Simranpreet Anand, wearing a bright orange sari and holding a bouquet of flowers, stands with Philip B. Lind
Photo: Alison Boulier 

Stamps graduate student Simranpreet Anand (MFA 24) was recently awarded the 2022 Philip B. Lind Emerging Artist Prize. The Lind Prize is awarded annually by North Vancouver’s Polygon Gallery to an emerging BC-based artist working across the mediums of film, photography, or video, and comes with a $10,000 prize and the opportunity to produce a project with the Gallery.

Anand’s prize-winning works in The Lind Prize 2022 exhibition communicate in the language of everyday materials that have fraught socio-political histories. These materials invoke the personal and intimate nature of textiles and food, while subtly revealing the machinery of globalized commodity production that surrounds them. Her series of three woven dhurrie rugs, titled insatiable desires of a bourgeoisie, are crafted in seemingly abstract squares, creating pixelated images of spice mixes.
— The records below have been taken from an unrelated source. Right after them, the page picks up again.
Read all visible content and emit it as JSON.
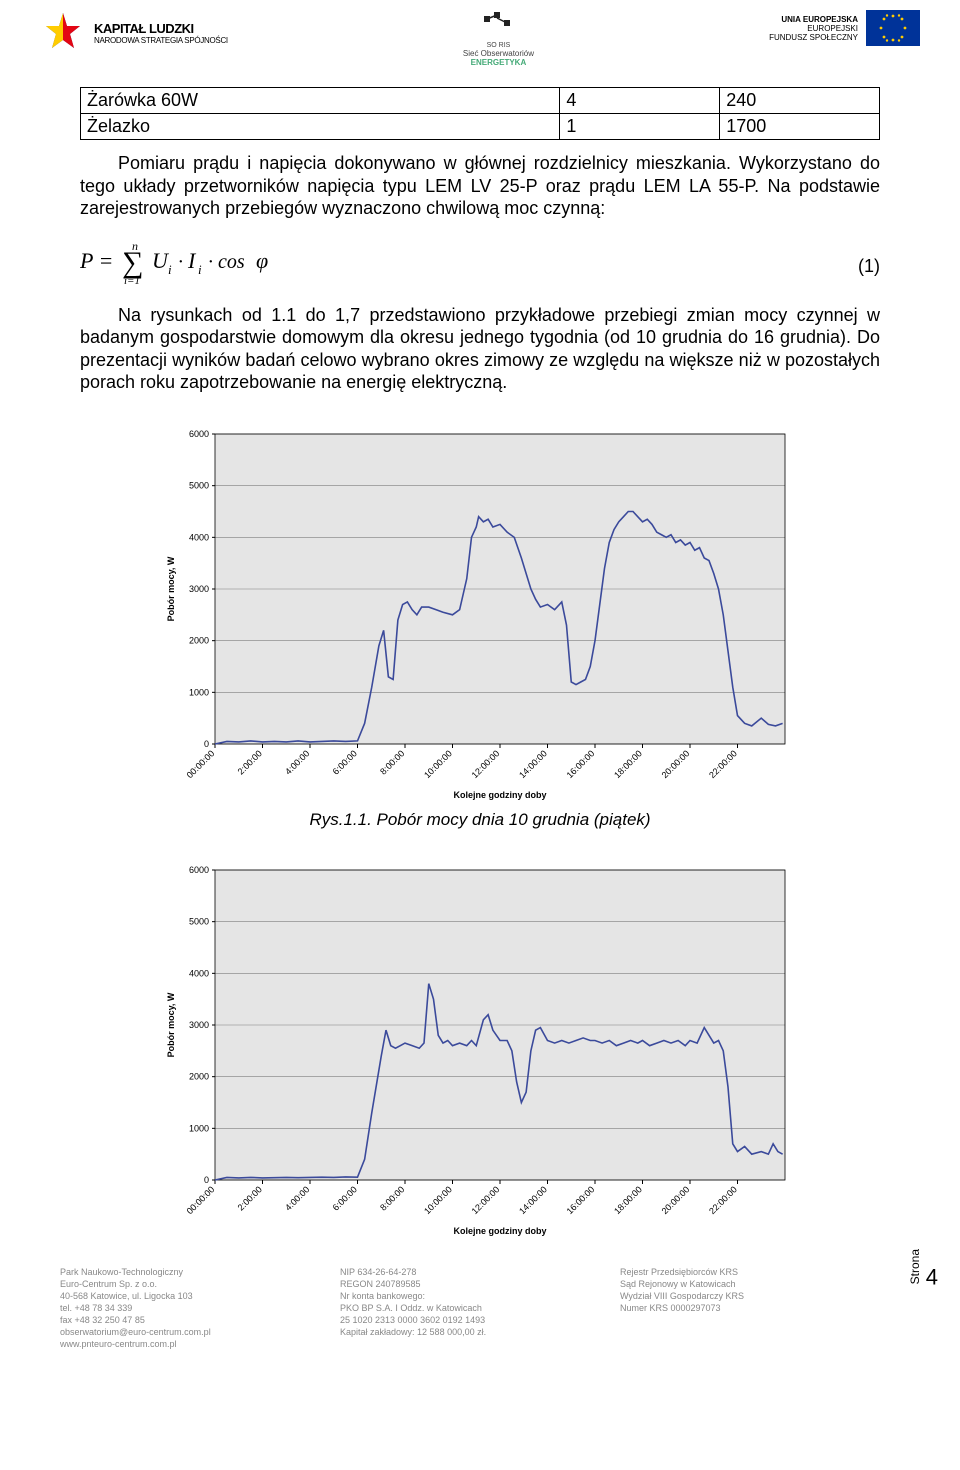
{
  "header": {
    "kl_title": "KAPITAŁ LUDZKI",
    "kl_sub": "NARODOWA STRATEGIA SPÓJNOŚCI",
    "center_line1": "SO RIS",
    "center_line2": "Sieć Obserwatoriów",
    "center_line3": "ENERGETYKA",
    "eu_line1": "UNIA EUROPEJSKA",
    "eu_line2": "EUROPEJSKI",
    "eu_line3": "FUNDUSZ SPOŁECZNY"
  },
  "table": {
    "rows": [
      [
        "Żarówka 60W",
        "4",
        "240"
      ],
      [
        "Żelazko",
        "1",
        "1700"
      ]
    ]
  },
  "paragraph1": "Pomiaru prądu i napięcia dokonywano w głównej rozdzielnicy mieszkania. Wykorzystano do tego układy przetworników napięcia typu LEM LV 25-P oraz prądu LEM LA 55-P. Na podstawie zarejestrowanych przebiegów wyznaczono chwilową moc czynną:",
  "eq_number": "(1)",
  "paragraph2": "Na rysunkach od 1.1 do 1,7 przedstawiono przykładowe przebiegi zmian mocy czynnej w badanym gospodarstwie domowym dla okresu jednego tygodnia (od 10 grudnia do 16 grudnia). Do prezentacji wyników badań celowo wybrano okres zimowy ze względu na większe niż w pozostałych porach roku zapotrzebowanie na energię elektryczną.",
  "caption1": "Rys.1.1. Pobór mocy dnia 10 grudnia (piątek)",
  "chart1": {
    "type": "line",
    "ylabel": "Pobór mocy, W",
    "xlabel": "Kolejne godziny doby",
    "ylim": [
      0,
      6000
    ],
    "ytick_step": 1000,
    "xticks": [
      "00:00:00",
      "2:00:00",
      "4:00:00",
      "6:00:00",
      "8:00:00",
      "10:00:00",
      "12:00:00",
      "14:00:00",
      "16:00:00",
      "18:00:00",
      "20:00:00",
      "22:00:00"
    ],
    "line_color": "#3b4a9b",
    "grid_color": "#7f7f7f",
    "plot_bg": "#e5e5e5",
    "background": "#ffffff",
    "font_size": 9,
    "points": [
      [
        0,
        0
      ],
      [
        0.5,
        50
      ],
      [
        1,
        40
      ],
      [
        1.5,
        60
      ],
      [
        2,
        40
      ],
      [
        2.5,
        50
      ],
      [
        3,
        40
      ],
      [
        3.5,
        60
      ],
      [
        4,
        40
      ],
      [
        4.5,
        50
      ],
      [
        5,
        60
      ],
      [
        5.5,
        50
      ],
      [
        6,
        60
      ],
      [
        6.3,
        400
      ],
      [
        6.6,
        1100
      ],
      [
        6.9,
        1900
      ],
      [
        7.1,
        2200
      ],
      [
        7.3,
        1300
      ],
      [
        7.5,
        1250
      ],
      [
        7.7,
        2400
      ],
      [
        7.9,
        2700
      ],
      [
        8.1,
        2750
      ],
      [
        8.3,
        2600
      ],
      [
        8.5,
        2500
      ],
      [
        8.7,
        2650
      ],
      [
        9,
        2650
      ],
      [
        9.3,
        2600
      ],
      [
        9.6,
        2550
      ],
      [
        10,
        2500
      ],
      [
        10.3,
        2600
      ],
      [
        10.6,
        3200
      ],
      [
        10.8,
        4000
      ],
      [
        11,
        4200
      ],
      [
        11.1,
        4400
      ],
      [
        11.3,
        4300
      ],
      [
        11.5,
        4350
      ],
      [
        11.7,
        4200
      ],
      [
        12,
        4250
      ],
      [
        12.3,
        4100
      ],
      [
        12.6,
        4000
      ],
      [
        12.9,
        3600
      ],
      [
        13.1,
        3300
      ],
      [
        13.3,
        3000
      ],
      [
        13.5,
        2800
      ],
      [
        13.7,
        2650
      ],
      [
        14,
        2700
      ],
      [
        14.3,
        2600
      ],
      [
        14.6,
        2750
      ],
      [
        14.8,
        2300
      ],
      [
        15,
        1200
      ],
      [
        15.2,
        1150
      ],
      [
        15.4,
        1200
      ],
      [
        15.6,
        1250
      ],
      [
        15.8,
        1500
      ],
      [
        16,
        2000
      ],
      [
        16.2,
        2700
      ],
      [
        16.4,
        3400
      ],
      [
        16.6,
        3900
      ],
      [
        16.8,
        4150
      ],
      [
        17,
        4300
      ],
      [
        17.2,
        4400
      ],
      [
        17.4,
        4500
      ],
      [
        17.6,
        4500
      ],
      [
        17.8,
        4400
      ],
      [
        18,
        4300
      ],
      [
        18.2,
        4350
      ],
      [
        18.4,
        4250
      ],
      [
        18.6,
        4100
      ],
      [
        18.8,
        4050
      ],
      [
        19,
        4000
      ],
      [
        19.2,
        4050
      ],
      [
        19.4,
        3900
      ],
      [
        19.6,
        3950
      ],
      [
        19.8,
        3850
      ],
      [
        20,
        3900
      ],
      [
        20.2,
        3750
      ],
      [
        20.4,
        3800
      ],
      [
        20.6,
        3600
      ],
      [
        20.8,
        3550
      ],
      [
        21,
        3300
      ],
      [
        21.2,
        3000
      ],
      [
        21.4,
        2500
      ],
      [
        21.6,
        1800
      ],
      [
        21.8,
        1100
      ],
      [
        22,
        550
      ],
      [
        22.3,
        400
      ],
      [
        22.6,
        350
      ],
      [
        23,
        500
      ],
      [
        23.3,
        380
      ],
      [
        23.6,
        350
      ],
      [
        23.9,
        400
      ]
    ]
  },
  "chart2": {
    "type": "line",
    "ylabel": "Pobór mocy, W",
    "xlabel": "Kolejne godziny doby",
    "ylim": [
      0,
      6000
    ],
    "ytick_step": 1000,
    "xticks": [
      "00:00:00",
      "2:00:00",
      "4:00:00",
      "6:00:00",
      "8:00:00",
      "10:00:00",
      "12:00:00",
      "14:00:00",
      "16:00:00",
      "18:00:00",
      "20:00:00",
      "22:00:00"
    ],
    "line_color": "#3b4a9b",
    "grid_color": "#7f7f7f",
    "plot_bg": "#e5e5e5",
    "background": "#ffffff",
    "font_size": 9,
    "points": [
      [
        0,
        0
      ],
      [
        0.5,
        50
      ],
      [
        1,
        40
      ],
      [
        1.5,
        50
      ],
      [
        2,
        40
      ],
      [
        2.5,
        45
      ],
      [
        3,
        50
      ],
      [
        3.5,
        45
      ],
      [
        4,
        50
      ],
      [
        4.5,
        55
      ],
      [
        5,
        50
      ],
      [
        5.5,
        60
      ],
      [
        6,
        55
      ],
      [
        6.3,
        400
      ],
      [
        6.6,
        1300
      ],
      [
        7,
        2400
      ],
      [
        7.2,
        2900
      ],
      [
        7.4,
        2600
      ],
      [
        7.6,
        2550
      ],
      [
        7.8,
        2600
      ],
      [
        8,
        2650
      ],
      [
        8.3,
        2600
      ],
      [
        8.6,
        2550
      ],
      [
        8.8,
        2650
      ],
      [
        9,
        3800
      ],
      [
        9.2,
        3500
      ],
      [
        9.4,
        2800
      ],
      [
        9.6,
        2650
      ],
      [
        9.8,
        2700
      ],
      [
        10,
        2600
      ],
      [
        10.3,
        2650
      ],
      [
        10.6,
        2600
      ],
      [
        10.8,
        2700
      ],
      [
        11,
        2600
      ],
      [
        11.3,
        3100
      ],
      [
        11.5,
        3200
      ],
      [
        11.7,
        2900
      ],
      [
        12,
        2700
      ],
      [
        12.3,
        2700
      ],
      [
        12.5,
        2500
      ],
      [
        12.7,
        1900
      ],
      [
        12.9,
        1500
      ],
      [
        13.1,
        1700
      ],
      [
        13.3,
        2500
      ],
      [
        13.5,
        2900
      ],
      [
        13.7,
        2950
      ],
      [
        14,
        2700
      ],
      [
        14.3,
        2650
      ],
      [
        14.6,
        2700
      ],
      [
        14.9,
        2650
      ],
      [
        15.2,
        2700
      ],
      [
        15.5,
        2750
      ],
      [
        15.8,
        2700
      ],
      [
        16,
        2700
      ],
      [
        16.3,
        2650
      ],
      [
        16.6,
        2700
      ],
      [
        16.9,
        2600
      ],
      [
        17.2,
        2650
      ],
      [
        17.5,
        2700
      ],
      [
        17.8,
        2650
      ],
      [
        18,
        2700
      ],
      [
        18.3,
        2600
      ],
      [
        18.6,
        2650
      ],
      [
        18.9,
        2700
      ],
      [
        19.2,
        2650
      ],
      [
        19.5,
        2700
      ],
      [
        19.8,
        2600
      ],
      [
        20,
        2700
      ],
      [
        20.3,
        2650
      ],
      [
        20.6,
        2950
      ],
      [
        20.8,
        2800
      ],
      [
        21,
        2650
      ],
      [
        21.2,
        2700
      ],
      [
        21.4,
        2500
      ],
      [
        21.6,
        1800
      ],
      [
        21.8,
        700
      ],
      [
        22,
        550
      ],
      [
        22.3,
        650
      ],
      [
        22.6,
        500
      ],
      [
        23,
        550
      ],
      [
        23.3,
        500
      ],
      [
        23.5,
        700
      ],
      [
        23.7,
        550
      ],
      [
        23.9,
        500
      ]
    ]
  },
  "side": {
    "label": "Strona",
    "num": "4"
  },
  "footer": {
    "col1": [
      "Park Naukowo-Technologiczny",
      "Euro-Centrum Sp. z o.o.",
      "40-568 Katowice, ul. Ligocka 103",
      "tel. +48 78 34 339",
      "fax +48 32 250 47 85",
      "obserwatorium@euro-centrum.com.pl",
      "www.pnteuro-centrum.com.pl"
    ],
    "col2": [
      "NIP 634-26-64-278",
      "REGON 240789585",
      "Nr konta bankowego:",
      "PKO BP S.A. I Oddz. w Katowicach",
      "25 1020 2313 0000 3602 0192 1493",
      "Kapitał zakładowy: 12 588 000,00 zł."
    ],
    "col3": [
      "Rejestr Przedsiębiorców KRS",
      "Sąd Rejonowy w Katowicach",
      "Wydział VIII Gospodarczy KRS",
      "Numer KRS 0000297073"
    ]
  }
}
Both dhurries and spice mixes were treasured commodities of a British middle class habituated to colonial plunder. In Anand’s 16-minute short film mukti maal kanik laal heera man ranjan kee maaiaa, hands delicately lay out an accumulating pile of sacred fabrics. As threads are pulled loose, the film lays bare the cheapness and wastefulness of the fabric’s mass production.
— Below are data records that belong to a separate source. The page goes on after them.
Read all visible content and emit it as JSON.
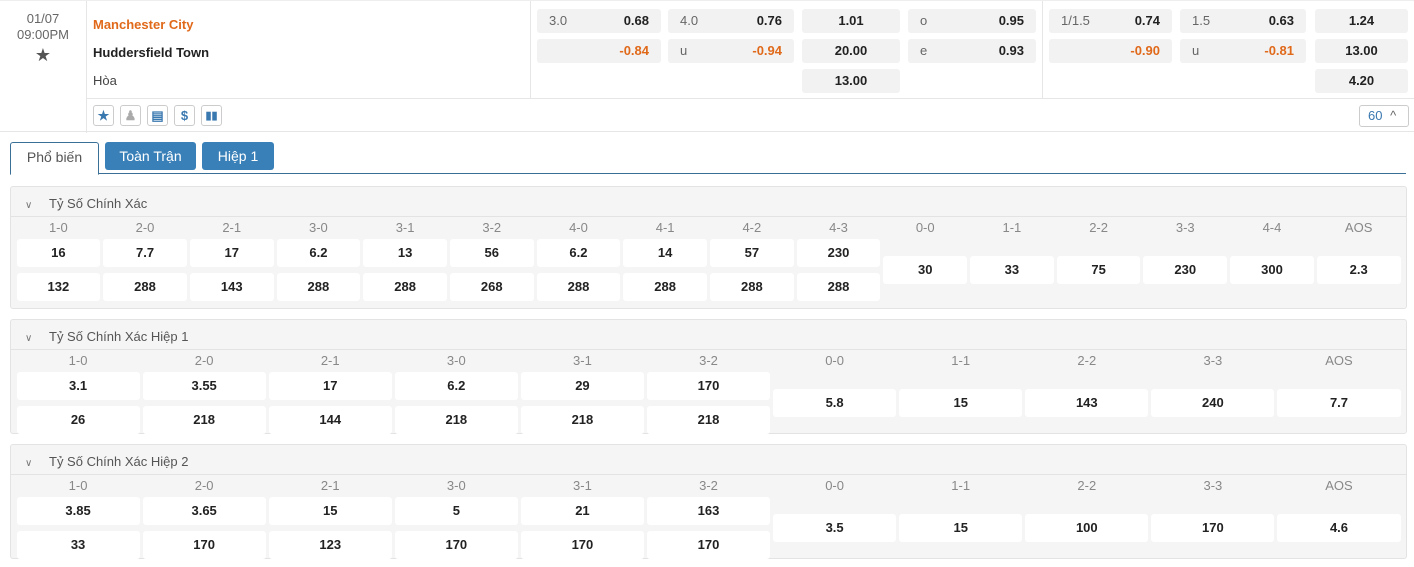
{
  "match": {
    "date": "01/07",
    "time": "09:00PM",
    "home": "Manchester City",
    "away": "Huddersfield Town",
    "draw": "Hòa"
  },
  "odds": {
    "ft_hdp": [
      {
        "l": "3.0",
        "r": "0.68"
      },
      {
        "l": "",
        "r": "-0.84"
      }
    ],
    "ft_ou": [
      {
        "l": "4.0",
        "r": "0.76"
      },
      {
        "l": "u",
        "r": "-0.94"
      }
    ],
    "ft_1x2": [
      "1.01",
      "20.00",
      "13.00"
    ],
    "ft_oe": [
      {
        "l": "o",
        "r": "0.95"
      },
      {
        "l": "e",
        "r": "0.93"
      }
    ],
    "h1_hdp": [
      {
        "l": "1/1.5",
        "r": "0.74"
      },
      {
        "l": "",
        "r": "-0.90"
      }
    ],
    "h1_ou": [
      {
        "l": "1.5",
        "r": "0.63"
      },
      {
        "l": "u",
        "r": "-0.81"
      }
    ],
    "h1_1x2": [
      "1.24",
      "13.00",
      "4.20"
    ]
  },
  "toolbar": {
    "icons": [
      "star-icon",
      "person-icon",
      "scoreboard-icon",
      "dollar-icon",
      "stats-icon"
    ],
    "count": "60"
  },
  "tabs": [
    "Phổ biến",
    "Toàn Trận",
    "Hiệp 1"
  ],
  "colors": {
    "accent": "#3a80b8",
    "negative": "#e0691a",
    "home": "#e0691a"
  },
  "sections": [
    {
      "title": "Tỷ Số Chính Xác",
      "pairs": [
        [
          "1-0",
          "16",
          "132"
        ],
        [
          "2-0",
          "7.7",
          "288"
        ],
        [
          "2-1",
          "17",
          "143"
        ],
        [
          "3-0",
          "6.2",
          "288"
        ],
        [
          "3-1",
          "13",
          "288"
        ],
        [
          "3-2",
          "56",
          "268"
        ],
        [
          "4-0",
          "6.2",
          "288"
        ],
        [
          "4-1",
          "14",
          "288"
        ],
        [
          "4-2",
          "57",
          "288"
        ],
        [
          "4-3",
          "230",
          "288"
        ]
      ],
      "singles": [
        [
          "0-0",
          "30"
        ],
        [
          "1-1",
          "33"
        ],
        [
          "2-2",
          "75"
        ],
        [
          "3-3",
          "230"
        ],
        [
          "4-4",
          "300"
        ],
        [
          "AOS",
          "2.3"
        ]
      ]
    },
    {
      "title": "Tỷ Số Chính Xác Hiệp 1",
      "pairs": [
        [
          "1-0",
          "3.1",
          "26"
        ],
        [
          "2-0",
          "3.55",
          "218"
        ],
        [
          "2-1",
          "17",
          "144"
        ],
        [
          "3-0",
          "6.2",
          "218"
        ],
        [
          "3-1",
          "29",
          "218"
        ],
        [
          "3-2",
          "170",
          "218"
        ]
      ],
      "singles": [
        [
          "0-0",
          "5.8"
        ],
        [
          "1-1",
          "15"
        ],
        [
          "2-2",
          "143"
        ],
        [
          "3-3",
          "240"
        ],
        [
          "AOS",
          "7.7"
        ]
      ]
    },
    {
      "title": "Tỷ Số Chính Xác Hiệp 2",
      "pairs": [
        [
          "1-0",
          "3.85",
          "33"
        ],
        [
          "2-0",
          "3.65",
          "170"
        ],
        [
          "2-1",
          "15",
          "123"
        ],
        [
          "3-0",
          "5",
          "170"
        ],
        [
          "3-1",
          "21",
          "170"
        ],
        [
          "3-2",
          "163",
          "170"
        ]
      ],
      "singles": [
        [
          "0-0",
          "3.5"
        ],
        [
          "1-1",
          "15"
        ],
        [
          "2-2",
          "100"
        ],
        [
          "3-3",
          "170"
        ],
        [
          "AOS",
          "4.6"
        ]
      ]
    }
  ]
}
In Anand’s words: My works build upon my prior explorations of photography as a play on how cultural knowledge can be inscribed in an abstract object — like the photographic exposure of tied turbans, or the continual alternation between stillness and culturally embodied movement. This serves to unpack some of the research that goes into my artistic projects, particularly how photographic process and material process can augment and subvert one another to generate new meanings.”